CENA 11. RIO DE JANEIRO. PRAIA LEBLON. EXT. DIA.
Música: Invitation to Dance – Kim Carnes. Letreiro: “Dias depois”. Homens e mulheres jogam vôlei na areia. Ciclistas passeiam pela faixa vermelha. Pessoas caminham pelo calçadão. Casal de moças compram água de coco num quiosque. A música para.
CENA 12. RESTAURANTE. INT. DIA.
Jô conversa com Oswaldo, sentados a uma mesa. Bebem suco.
JÔ
Seu irmão devia ser uma grande pessoa.
OSWALDO
E como… Salvou muita gente em estado gravíssimo da morte. Todo mundo o chamava de santo milagroso. Bruno mesmo era um.
JÔ
E como é a sua relação com a Noêmia?
OSWALDO
Hoje não tenho mais falado com ela, mas era uma amiga e tanto. Tinha lá seus mistérios, mas… Bem, eu não me metia nos assuntos dela.
JÔ
Eu tô investigando justamente algo que pode fazer parte desses mistérios. Tem um outro amigo meu envolvido nessa história, e ele precisa desenterrar o passado por motivos muito fortes.
OSWALDO
E ela pode estar envolvida nisso?
JÔ
É por isso que preciso das suas respostas, Oswaldo. Há quanto tempo conhece a Noêmia?
OSWALDO
Olha, desde que meu irmão começou a namorar com ela.

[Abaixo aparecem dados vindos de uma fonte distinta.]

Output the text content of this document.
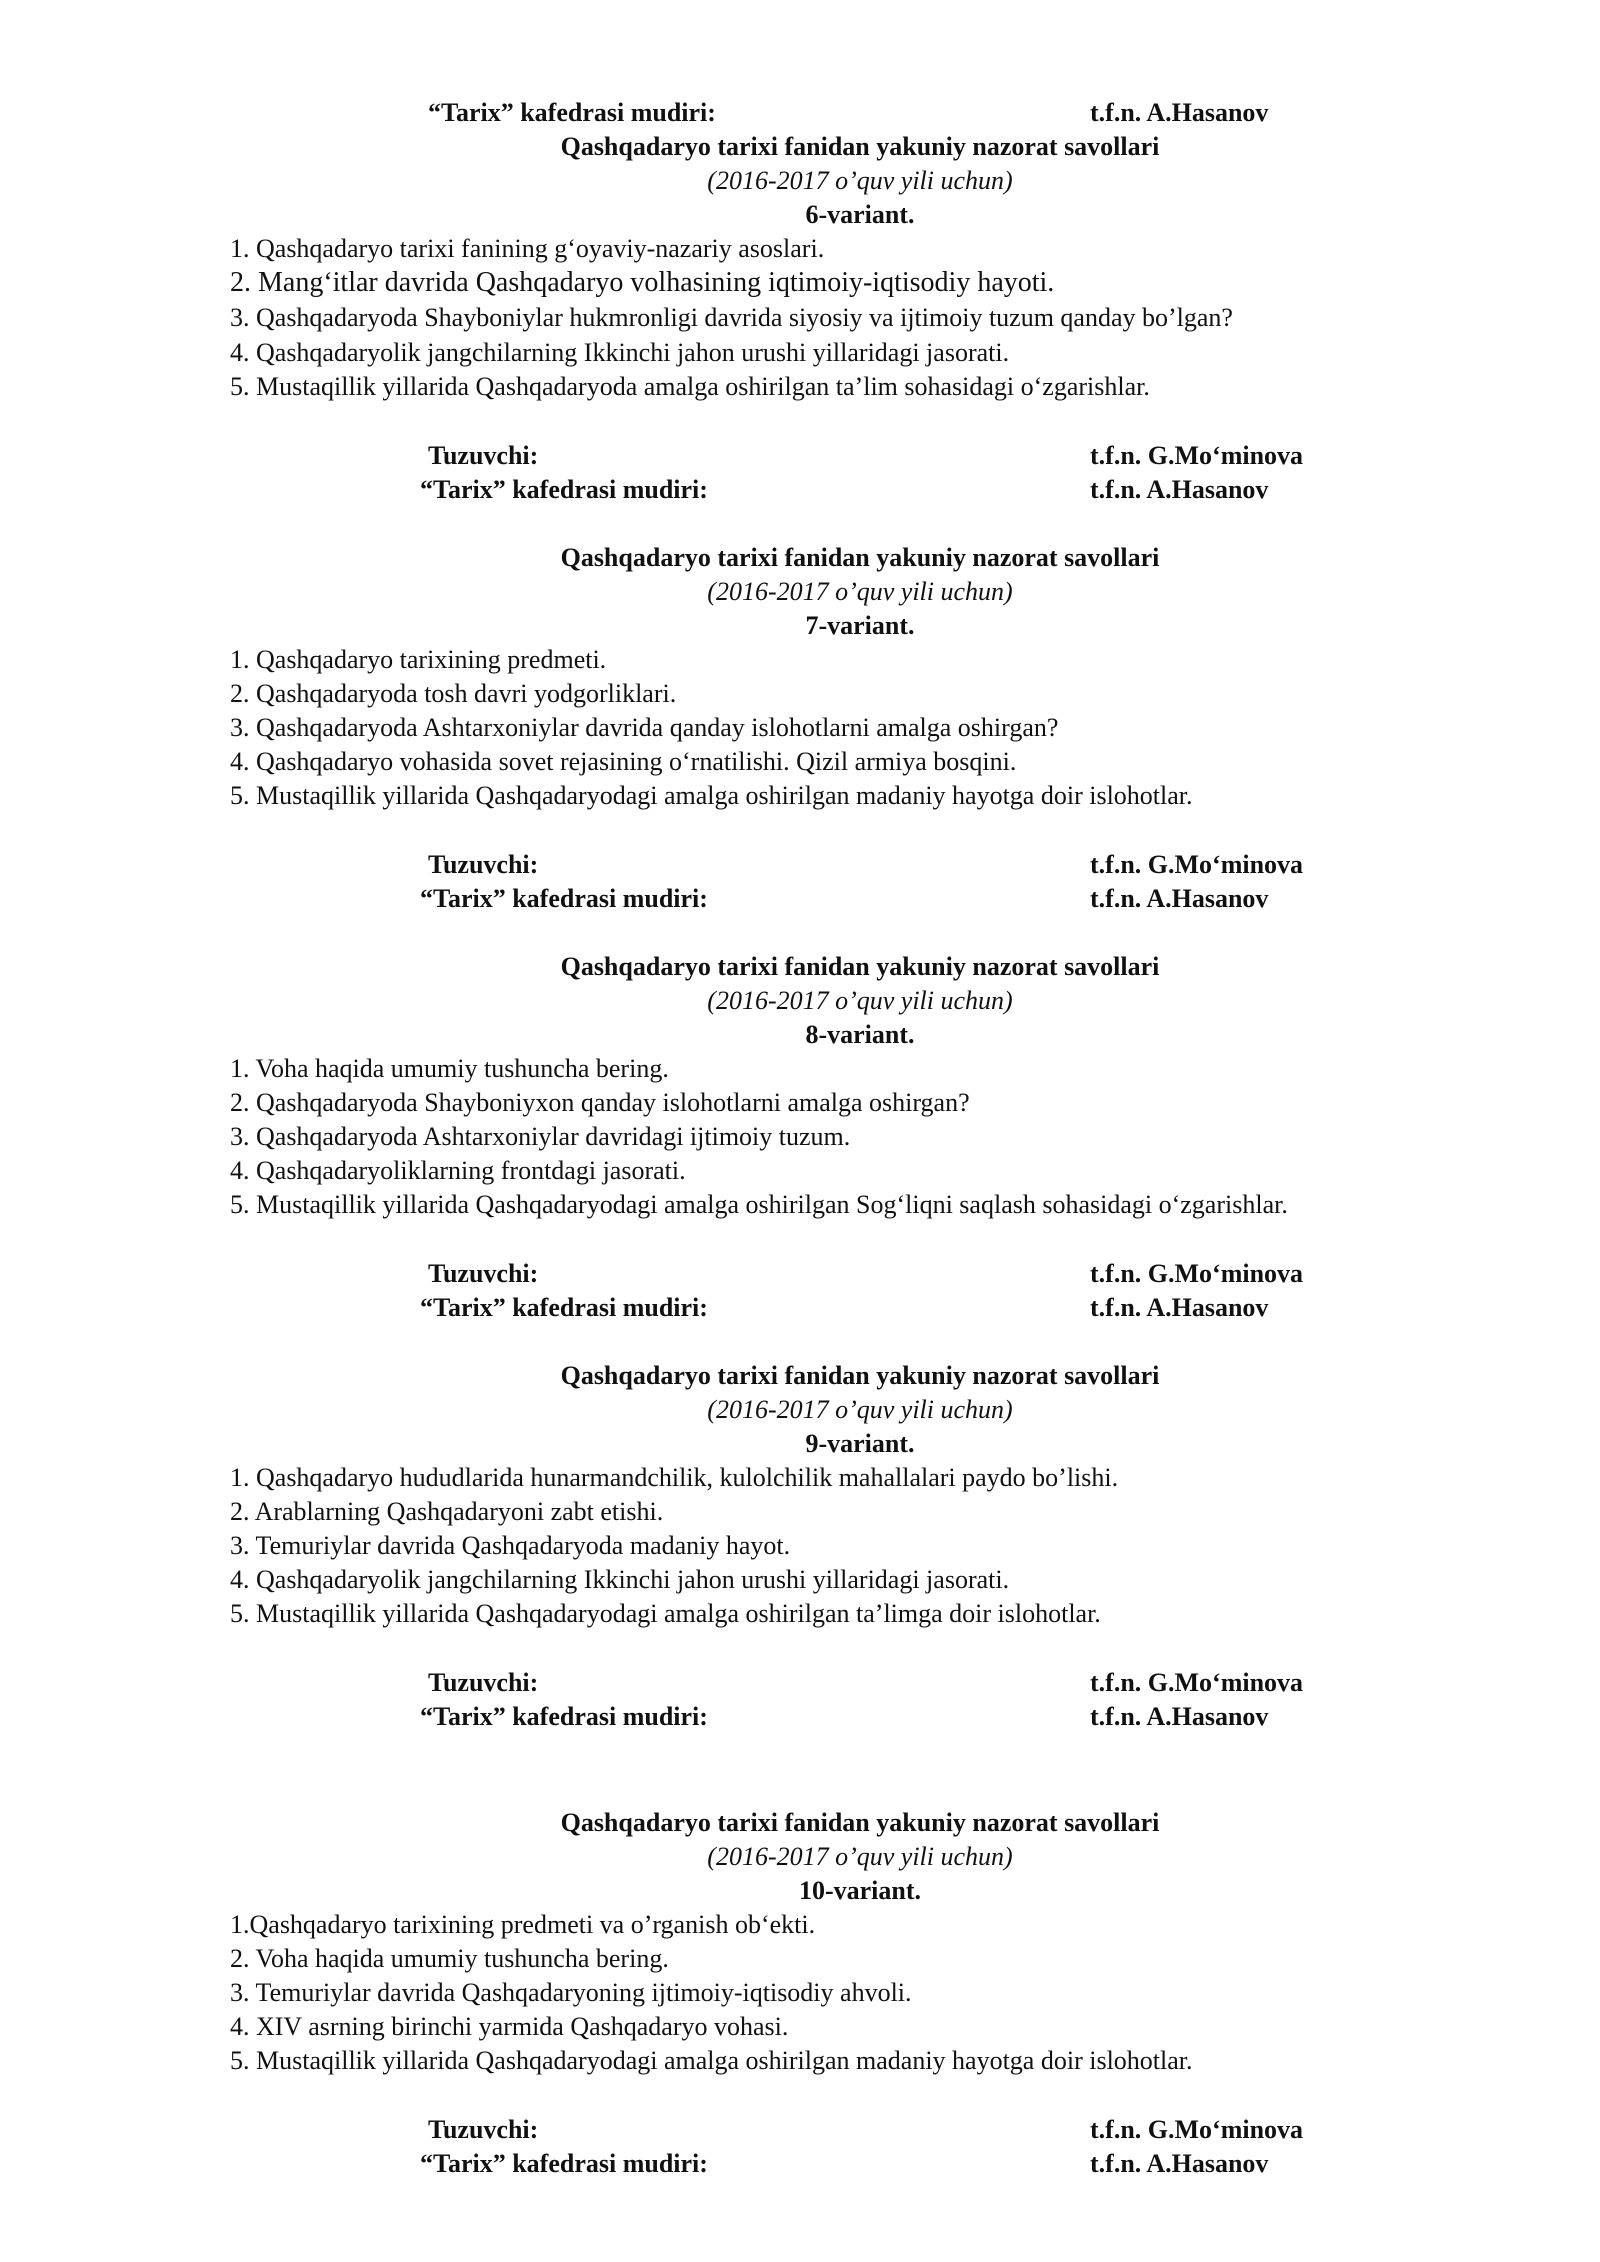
“Tarix” kafedrasi mudiri:	t.f.n. A.Hasanov
Qashqadaryo tarixi fanidan yakuniy nazorat savollari
(2016-2017 o’quv yili uchun)
6-variant.
1. Qashqadaryo tarixi fanining g‘oyaviy-nazariy asoslari.
2. Mang‘itlar davrida Qashqadaryo volhasining iqtimoiy-iqtisodiy hayoti.
3. Qashqadaryoda Shayboniylar hukmronligi davrida siyosiy va ijtimoiy tuzum qanday bo’lgan?
4. Qashqadaryolik jangchilarning Ikkinchi jahon urushi yillaridagi jasorati.
5. Mustaqillik yillarida Qashqadaryoda amalga oshirilgan ta’lim sohasidagi o‘zgarishlar.
Tuzuvchi:	t.f.n. G.Mo‘minova
“Tarix” kafedrasi mudiri:	t.f.n. A.Hasanov
Qashqadaryo tarixi fanidan yakuniy nazorat savollari
(2016-2017 o’quv yili uchun)
7-variant.
1. Qashqadaryo tarixining predmeti.
2. Qashqadaryoda tosh davri yodgorliklari.
3. Qashqadaryoda Ashtarxoniylar davrida qanday islohotlarni amalga oshirgan?
4. Qashqadaryo vohasida sovet rejasining o‘rnatilishi. Qizil armiya bosqini.
5. Mustaqillik yillarida Qashqadaryodagi amalga oshirilgan madaniy hayotga doir islohotlar.
Tuzuvchi:	t.f.n. G.Mo‘minova
“Tarix” kafedrasi mudiri:	t.f.n. A.Hasanov
Qashqadaryo tarixi fanidan yakuniy nazorat savollari
(2016-2017 o’quv yili uchun)
8-variant.
1. Voha haqida umumiy tushuncha bering.
2. Qashqadaryoda Shayboniyxon qanday islohotlarni amalga oshirgan?
3. Qashqadaryoda Ashtarxoniylar davridagi ijtimoiy tuzum.
4. Qashqadaryoliklarning frontdagi jasorati.
5. Mustaqillik yillarida Qashqadaryodagi amalga oshirilgan Sog‘liqni saqlash sohasidagi o‘zgarishlar.
Tuzuvchi:	t.f.n. G.Mo‘minova
“Tarix” kafedrasi mudiri:	t.f.n. A.Hasanov
Qashqadaryo tarixi fanidan yakuniy nazorat savollari
(2016-2017 o’quv yili uchun)
9-variant.
1. Qashqadaryo hududlarida hunarmandchilik, kulolchilik mahallalari paydo bo’lishi.
2. Arablarning Qashqadaryoni zabt etishi.
3. Temuriylar davrida Qashqadaryoda madaniy hayot.
4. Qashqadaryolik jangchilarning Ikkinchi jahon urushi yillaridagi jasorati.
5. Mustaqillik yillarida Qashqadaryodagi amalga oshirilgan ta’limga doir islohotlar.
Tuzuvchi:	t.f.n. G.Mo‘minova
“Tarix” kafedrasi mudiri:	t.f.n. A.Hasanov
Qashqadaryo tarixi fanidan yakuniy nazorat savollari
(2016-2017 o’quv yili uchun)
10-variant.
1.Qashqadaryo tarixining predmeti va o’rganish ob‘ekti.
2. Voha haqida umumiy tushuncha bering.
3. Temuriylar davrida Qashqadaryoning ijtimoiy-iqtisodiy ahvoli.
4. XIV asrning birinchi yarmida Qashqadaryo vohasi.
5. Mustaqillik yillarida Qashqadaryodagi amalga oshirilgan madaniy hayotga doir islohotlar.
Tuzuvchi:	t.f.n. G.Mo‘minova
“Tarix” kafedrasi mudiri:	t.f.n. A.Hasanov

Por volta de 79, 80, por aí.
JÔ
E ela já era enfermeira?
OSWALDO
Estava pra se formar num cursinho que ela e meu irmão faziam. Foi lá que se conheceram.
JÔ
E você lembra onde ela trabalhava entre o final de 83 e o início de 84?
OSWALDO
Como lembro! Foi quando o Brizola inaugurou o Sambódromo. Ela trabalhava numa maternidade pública. Fez plantão durante todo o Carnaval, sempre à noite, e só tirou folga depois da quarta de Cinzas. Aliás, foi a partir daí que ela mudou totalmente. Deixou de ser aquela moça alegre e divertida, e ficou muito arredia e misteriosa.
JÔ
Você não lembra em que dia caiu o Carnaval, né?
OSWALDO
Xi! Já faz tanto tempo…
JÔ
Só um minutinho. Isto é fácil de achar. (pesquisa no celular) Se o domingo caiu em 3 de março, então… (chocada) Meu Deus!
OSWALDO
Algum problema, Jô?
JÔ
Problema, não. Achei a solução.
Efeito de fim de capítulo: imagem congela em Jô; FADE TO BLACK. Sonoplastia: vento.